Simulated Author's Rebuttal

2 responses · 0 unresolved

We thank the referee for the constructive comments on the abstract. We address each point below and will revise the abstract accordingly to better support our claims with evidence from the full manuscript.

read point-by-point responses
  1. Referee: [Abstract, paragraph 2] Abstract, paragraph 2: The load-bearing claim that 'a model capable of high-fidelity generation must possess a profound understanding of these visual attributes' is asserted without any supporting analysis, correlation study, or ablation. No evidence is given that the denoising objective produces features that reliably distinguish or score aesthetics/composition/visual harmony beyond what is already required for generation. This directly underpins both the superiority claim versus VLM rewards and the utility of Step-wise GRPO and Step-wise Sampling.

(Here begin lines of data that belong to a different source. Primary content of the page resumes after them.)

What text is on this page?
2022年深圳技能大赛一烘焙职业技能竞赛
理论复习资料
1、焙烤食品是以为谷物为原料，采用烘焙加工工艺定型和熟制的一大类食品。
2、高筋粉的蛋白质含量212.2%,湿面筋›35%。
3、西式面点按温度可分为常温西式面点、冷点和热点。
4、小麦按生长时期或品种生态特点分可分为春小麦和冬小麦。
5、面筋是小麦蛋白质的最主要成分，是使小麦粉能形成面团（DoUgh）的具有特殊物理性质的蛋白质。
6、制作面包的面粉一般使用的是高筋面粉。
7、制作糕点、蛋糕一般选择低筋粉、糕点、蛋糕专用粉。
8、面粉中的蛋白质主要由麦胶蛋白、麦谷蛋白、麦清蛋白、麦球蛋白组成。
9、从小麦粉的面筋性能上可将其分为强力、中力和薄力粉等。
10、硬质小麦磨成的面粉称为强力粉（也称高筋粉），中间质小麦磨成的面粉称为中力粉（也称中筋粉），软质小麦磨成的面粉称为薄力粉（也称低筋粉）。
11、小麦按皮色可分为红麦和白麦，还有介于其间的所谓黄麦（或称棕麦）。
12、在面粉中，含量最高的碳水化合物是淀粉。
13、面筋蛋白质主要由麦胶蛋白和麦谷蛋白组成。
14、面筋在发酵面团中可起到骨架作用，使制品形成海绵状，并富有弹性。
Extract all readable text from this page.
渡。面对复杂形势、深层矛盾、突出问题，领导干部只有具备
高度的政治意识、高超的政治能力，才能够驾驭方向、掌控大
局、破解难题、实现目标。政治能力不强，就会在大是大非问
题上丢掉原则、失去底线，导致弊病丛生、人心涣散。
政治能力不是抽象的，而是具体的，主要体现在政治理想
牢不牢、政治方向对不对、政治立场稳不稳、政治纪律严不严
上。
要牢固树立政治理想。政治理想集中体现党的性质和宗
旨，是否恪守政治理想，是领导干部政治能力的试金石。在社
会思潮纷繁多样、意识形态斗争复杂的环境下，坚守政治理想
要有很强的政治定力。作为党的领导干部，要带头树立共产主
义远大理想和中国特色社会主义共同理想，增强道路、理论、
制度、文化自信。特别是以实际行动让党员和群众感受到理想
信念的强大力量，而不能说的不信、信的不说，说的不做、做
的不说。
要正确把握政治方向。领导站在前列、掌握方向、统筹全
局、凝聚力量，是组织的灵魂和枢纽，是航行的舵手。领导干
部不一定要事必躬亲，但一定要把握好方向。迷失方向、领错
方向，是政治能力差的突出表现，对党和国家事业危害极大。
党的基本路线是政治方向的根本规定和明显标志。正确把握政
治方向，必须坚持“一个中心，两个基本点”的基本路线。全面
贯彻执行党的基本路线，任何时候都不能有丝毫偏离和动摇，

    Authors: We agree the abstract presents the claim without immediate supporting data. The full manuscript includes ablations, correlation analyses with perceptual metrics, and human preference studies showing that diffusion features from the denoising process align with aesthetics and composition judgments beyond generation requirements alone. We will revise the abstract to include a brief reference to these results. revision: yes

  2. Referee: [Abstract] Abstract: The manuscript states that 'Extensive experiments confirm that our approach significantly enhances the final quality of generated images,' yet provides no quantitative results, baselines, ablations, or human-study details. Without these, it is impossible to assess whether the reported gains are attributable to the DRM formulation or to other factors.

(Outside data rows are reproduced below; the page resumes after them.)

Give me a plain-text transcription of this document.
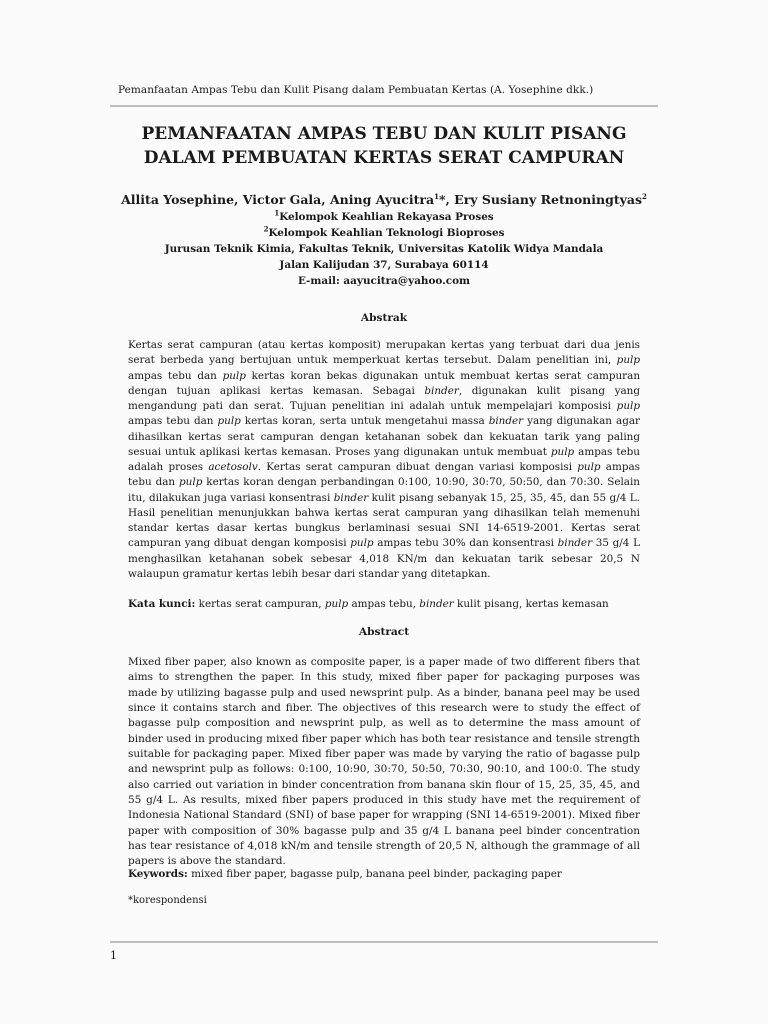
Pemanfaatan Ampas Tebu dan Kulit Pisang dalam Pembuatan Kertas (A. Yosephine dkk.)
PEMANFAATAN AMPAS TEBU DAN KULIT PISANG
DALAM PEMBUATAN KERTAS SERAT CAMPURAN
Allita Yosephine, Victor Gala, Aning Ayucitra$^1$*, Ery Susiany Retnoningtyas$^2$
$^1$Kelompok Keahlian Rekayasa Proses
$^2$Kelompok Keahlian Teknologi Bioproses
Jurusan Teknik Kimia, Fakultas Teknik, Universitas Katolik Widya Mandala
Jalan Kalijudan 37, Surabaya 60114
E-mail: aayucitra@yahoo.com
Abstrak
Kertas serat campuran (atau kertas komposit) merupakan kertas yang terbuat dari dua jenis serat berbeda yang bertujuan untuk memperkuat kertas tersebut. Dalam penelitian ini, pulp ampas tebu dan pulp kertas koran bekas digunakan untuk membuat kertas serat campuran dengan tujuan aplikasi kertas kemasan. Sebagai binder, digunakan kulit pisang yang mengandung pati dan serat. Tujuan penelitian ini adalah untuk mempelajari komposisi pulp ampas tebu dan pulp kertas koran, serta untuk mengetahui massa binder yang digunakan agar dihasilkan kertas serat campuran dengan ketahanan sobek dan kekuatan tarik yang paling sesuai untuk aplikasi kertas kemasan. Proses yang digunakan untuk membuat pulp ampas tebu adalah proses acetosolv. Kertas serat campuran dibuat dengan variasi komposisi pulp ampas tebu dan pulp kertas koran dengan perbandingan 0:100, 10:90, 30:70, 50:50, dan 70:30. Selain itu, dilakukan juga variasi konsentrasi binder kulit pisang sebanyak 15, 25, 35, 45, dan 55 g/4 L. Hasil penelitian menunjukkan bahwa kertas serat campuran yang dihasilkan telah memenuhi standar kertas dasar kertas bungkus berlaminasi sesuai SNI 14-6519-2001. Kertas serat campuran yang dibuat dengan komposisi pulp ampas tebu 30% dan konsentrasi binder 35 g/4 L menghasilkan ketahanan sobek sebesar 4,018 KN/m dan kekuatan tarik sebesar 20,5 N walaupun gramatur kertas lebih besar dari standar yang ditetapkan.
Kata kunci: kertas serat campuran, pulp ampas tebu, binder kulit pisang, kertas kemasan
Abstract
Mixed fiber paper, also known as composite paper, is a paper made of two different fibers that aims to strengthen the paper. In this study, mixed fiber paper for packaging purposes was made by utilizing bagasse pulp and used newsprint pulp. As a binder, banana peel may be used since it contains starch and fiber. The objectives of this research were to study the effect of bagasse pulp composition and newsprint pulp, as well as to determine the mass amount of binder used in producing mixed fiber paper which has both tear resistance and tensile strength suitable for packaging paper. Mixed fiber paper was made by varying the ratio of bagasse pulp and newsprint pulp as follows: 0:100, 10:90, 30:70, 50:50, 70:30, 90:10, and 100:0. The study also carried out variation in binder concentration from banana skin flour of 15, 25, 35, 45, and 55 g/4 L. As results, mixed fiber papers produced in this study have met the requirement of Indonesia National Standard (SNI) of base paper for wrapping (SNI 14-6519-2001). Mixed fiber paper with composition of 30% bagasse pulp and 35 g/4 L banana peel binder concentration has tear resistance of 4,018 kN/m and tensile strength of 20,5 N, although the grammage of all papers is above the standard.
Keywords: mixed fiber paper, bagasse pulp, banana peel binder, packaging paper
*korespondensi
1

    Authors: We acknowledge that the abstract summarizes the outcome without specific metrics or protocol details. The full manuscript reports quantitative gains against baselines, ablations isolating the DRM contribution, and human studies. We will revise the abstract to incorporate key quantitative results and evaluation details. revision: yes

Circularity Check

0 steps flagged

No circularity in derivation chain

full rationale

The paper presents DRM as a new paradigm grounded in an explicit argumentative insight (high-fidelity generation implies perceptual understanding), followed by two algorithmic proposals (Step-wise GRPO and Step-wise Sampling). No equations, fitted parameters, or predictions are shown to reduce by construction to inputs. No self-citations appear as load-bearing justifications for uniqueness or ansatzes. The derivation chain is self-contained and does not match any of the enumerated circularity patterns.

Axiom & Free-Parameter Ledger

0 free parameters · 1 axioms · 0 invented entities

Abstract-only review; no explicit free parameters, axioms, or invented entities are stated beyond the domain assumption that diffusion models encode perceptual qualities.

axioms (1)
  • domain assumption A model capable of high-fidelity generation must possess a profound understanding of visual attributes such as aesthetics, composition, and visual harmony.
    Invoked in abstract paragraph 2 as the justification for using the diffusion model as reward backbone.